Social ills won't be solved by pretending they don't exist or by jailing those who point out their existence. Social ills can be solved only when the government takes an active role in supporting those persons who are trying to solve these social ills.
Why is the government acting as it does, against it's own citizens and against vulnerable defenceless members of society? Do the people in government really want a society where women are raped and trafficked and marginalised, a society that treats the wealthy with respect and the poor and handicapped with disdain?
Maybe they do want that, maybe they think they are never going to be raped or handicapped or poor, so it does not apply to them. If so, they don't realise they are just one slip in the shower or one road accident or one stroke or any other human malady away from being handicapped.

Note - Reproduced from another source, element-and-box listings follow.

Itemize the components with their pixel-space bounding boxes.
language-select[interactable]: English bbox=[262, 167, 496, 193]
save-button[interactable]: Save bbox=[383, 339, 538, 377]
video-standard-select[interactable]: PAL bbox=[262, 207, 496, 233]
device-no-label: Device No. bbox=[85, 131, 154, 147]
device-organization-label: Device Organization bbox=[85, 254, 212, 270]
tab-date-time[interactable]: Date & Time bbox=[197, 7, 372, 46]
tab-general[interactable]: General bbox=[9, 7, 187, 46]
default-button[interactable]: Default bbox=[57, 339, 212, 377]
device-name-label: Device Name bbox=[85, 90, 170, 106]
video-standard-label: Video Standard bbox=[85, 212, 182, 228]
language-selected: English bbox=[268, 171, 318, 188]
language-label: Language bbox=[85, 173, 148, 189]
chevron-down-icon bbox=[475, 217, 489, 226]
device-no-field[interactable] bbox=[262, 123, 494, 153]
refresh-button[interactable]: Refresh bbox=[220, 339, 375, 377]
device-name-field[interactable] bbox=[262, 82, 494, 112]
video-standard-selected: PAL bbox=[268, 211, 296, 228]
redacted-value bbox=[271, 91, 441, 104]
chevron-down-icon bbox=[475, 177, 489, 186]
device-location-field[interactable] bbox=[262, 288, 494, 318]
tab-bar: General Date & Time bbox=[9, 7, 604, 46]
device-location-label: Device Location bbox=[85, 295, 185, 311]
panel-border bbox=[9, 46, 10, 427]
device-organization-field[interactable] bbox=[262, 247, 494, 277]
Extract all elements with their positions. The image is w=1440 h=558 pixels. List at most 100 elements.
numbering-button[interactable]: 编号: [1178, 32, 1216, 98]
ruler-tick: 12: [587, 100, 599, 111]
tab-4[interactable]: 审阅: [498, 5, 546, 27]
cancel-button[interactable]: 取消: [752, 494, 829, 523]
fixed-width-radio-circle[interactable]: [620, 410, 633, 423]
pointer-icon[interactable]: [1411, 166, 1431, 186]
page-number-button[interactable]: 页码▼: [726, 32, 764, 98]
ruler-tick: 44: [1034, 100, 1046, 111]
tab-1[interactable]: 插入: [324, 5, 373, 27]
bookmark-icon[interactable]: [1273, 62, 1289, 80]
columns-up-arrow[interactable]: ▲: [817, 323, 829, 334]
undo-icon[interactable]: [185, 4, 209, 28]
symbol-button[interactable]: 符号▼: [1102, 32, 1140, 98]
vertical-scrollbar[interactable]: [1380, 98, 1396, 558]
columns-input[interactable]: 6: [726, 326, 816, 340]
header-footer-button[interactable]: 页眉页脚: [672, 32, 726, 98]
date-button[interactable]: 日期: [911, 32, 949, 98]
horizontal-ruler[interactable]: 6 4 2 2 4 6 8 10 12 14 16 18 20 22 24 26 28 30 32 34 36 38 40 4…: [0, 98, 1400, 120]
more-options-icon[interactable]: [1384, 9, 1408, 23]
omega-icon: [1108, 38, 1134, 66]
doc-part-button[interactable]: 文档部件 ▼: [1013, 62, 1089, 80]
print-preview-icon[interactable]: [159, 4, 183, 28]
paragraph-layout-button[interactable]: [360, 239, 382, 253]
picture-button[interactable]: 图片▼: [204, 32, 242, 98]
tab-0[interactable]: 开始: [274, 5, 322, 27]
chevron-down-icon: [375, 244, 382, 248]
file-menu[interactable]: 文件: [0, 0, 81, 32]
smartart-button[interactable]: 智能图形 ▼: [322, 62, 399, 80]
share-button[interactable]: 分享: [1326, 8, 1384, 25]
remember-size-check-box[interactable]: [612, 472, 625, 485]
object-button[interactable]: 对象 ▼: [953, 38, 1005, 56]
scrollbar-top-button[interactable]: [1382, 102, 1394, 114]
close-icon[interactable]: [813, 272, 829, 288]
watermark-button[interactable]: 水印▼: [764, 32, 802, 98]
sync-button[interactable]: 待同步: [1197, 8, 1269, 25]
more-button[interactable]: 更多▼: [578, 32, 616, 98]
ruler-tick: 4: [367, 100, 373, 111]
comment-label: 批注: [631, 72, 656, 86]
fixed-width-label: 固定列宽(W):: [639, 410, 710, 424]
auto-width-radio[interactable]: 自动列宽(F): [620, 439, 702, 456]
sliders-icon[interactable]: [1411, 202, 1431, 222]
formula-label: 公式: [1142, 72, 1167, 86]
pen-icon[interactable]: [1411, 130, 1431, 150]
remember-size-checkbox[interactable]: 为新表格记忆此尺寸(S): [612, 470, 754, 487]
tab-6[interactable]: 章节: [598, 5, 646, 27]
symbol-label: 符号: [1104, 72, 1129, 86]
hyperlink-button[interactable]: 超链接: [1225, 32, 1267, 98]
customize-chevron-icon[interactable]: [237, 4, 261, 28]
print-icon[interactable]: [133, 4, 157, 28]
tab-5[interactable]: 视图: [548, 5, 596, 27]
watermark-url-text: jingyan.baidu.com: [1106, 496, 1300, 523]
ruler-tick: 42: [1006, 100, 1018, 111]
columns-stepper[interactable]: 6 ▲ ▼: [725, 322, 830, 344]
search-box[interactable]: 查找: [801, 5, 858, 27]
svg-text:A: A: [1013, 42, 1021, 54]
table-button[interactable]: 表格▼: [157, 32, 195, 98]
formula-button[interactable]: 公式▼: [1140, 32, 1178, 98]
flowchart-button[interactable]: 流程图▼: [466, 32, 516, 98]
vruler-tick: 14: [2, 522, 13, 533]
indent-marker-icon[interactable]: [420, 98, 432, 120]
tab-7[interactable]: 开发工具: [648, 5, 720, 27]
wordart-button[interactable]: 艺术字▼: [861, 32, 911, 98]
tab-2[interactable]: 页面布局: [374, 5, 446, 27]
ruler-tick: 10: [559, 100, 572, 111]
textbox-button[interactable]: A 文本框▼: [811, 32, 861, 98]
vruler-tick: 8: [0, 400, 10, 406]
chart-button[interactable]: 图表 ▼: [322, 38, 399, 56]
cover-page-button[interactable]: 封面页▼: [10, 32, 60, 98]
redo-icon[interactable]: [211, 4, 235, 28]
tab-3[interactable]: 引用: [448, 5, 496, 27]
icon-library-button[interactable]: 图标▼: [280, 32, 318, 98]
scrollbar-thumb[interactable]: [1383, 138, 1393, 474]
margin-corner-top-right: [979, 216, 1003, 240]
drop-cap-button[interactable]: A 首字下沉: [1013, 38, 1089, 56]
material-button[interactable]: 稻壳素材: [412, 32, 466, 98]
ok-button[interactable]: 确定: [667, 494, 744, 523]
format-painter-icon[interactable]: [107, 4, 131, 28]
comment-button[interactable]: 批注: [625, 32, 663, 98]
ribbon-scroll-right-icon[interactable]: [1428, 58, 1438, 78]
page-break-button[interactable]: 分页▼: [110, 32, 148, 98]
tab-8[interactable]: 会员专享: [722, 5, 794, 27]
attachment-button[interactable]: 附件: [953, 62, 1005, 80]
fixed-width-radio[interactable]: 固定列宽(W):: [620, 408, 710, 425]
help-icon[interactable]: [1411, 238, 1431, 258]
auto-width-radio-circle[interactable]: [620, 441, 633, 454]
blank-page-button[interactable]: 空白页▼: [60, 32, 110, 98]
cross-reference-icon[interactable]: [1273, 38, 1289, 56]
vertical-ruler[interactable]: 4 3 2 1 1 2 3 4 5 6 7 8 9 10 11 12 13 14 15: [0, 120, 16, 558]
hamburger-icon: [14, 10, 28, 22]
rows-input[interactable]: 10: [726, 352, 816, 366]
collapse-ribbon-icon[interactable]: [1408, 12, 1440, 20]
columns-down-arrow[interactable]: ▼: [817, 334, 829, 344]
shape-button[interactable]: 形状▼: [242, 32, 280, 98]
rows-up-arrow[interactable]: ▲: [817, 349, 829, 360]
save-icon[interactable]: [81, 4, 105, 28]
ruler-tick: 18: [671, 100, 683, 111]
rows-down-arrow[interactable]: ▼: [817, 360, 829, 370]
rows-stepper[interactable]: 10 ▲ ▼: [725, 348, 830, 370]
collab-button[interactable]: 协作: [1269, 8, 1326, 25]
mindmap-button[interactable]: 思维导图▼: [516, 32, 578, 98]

As for being poor, with the economy declining, unemployment and inflation increasing, the value of their money will drop and although they may not become very poor or homeless, their lifestyle will certainly be affected. They will get at least a little taste of what being poor means.
To them it will mean deciding where and for how long they go on holiday or do they buy a Mercedes or a Toyota. But they won't really know what a poor person experiences. A poor person daily has to make choices such as do they buy food or clothes and walk a long distance to work or do they spend the money on taking a bus.
The government will have the support of the rakyat only when the government shows it truly understands the needs and aspirations of the rakyat and truly helps the rakyat. The rakyat are not stupid, they know the difference between words and actions and see that the present government talks a lot and promises much but delivers little.
Worse still, the present government actively acts against the needs and aspirations of the rakyat. The rakyat understands that the present government is not good for them as can be clearly be seen by the votes in the last general election and recent by-elections.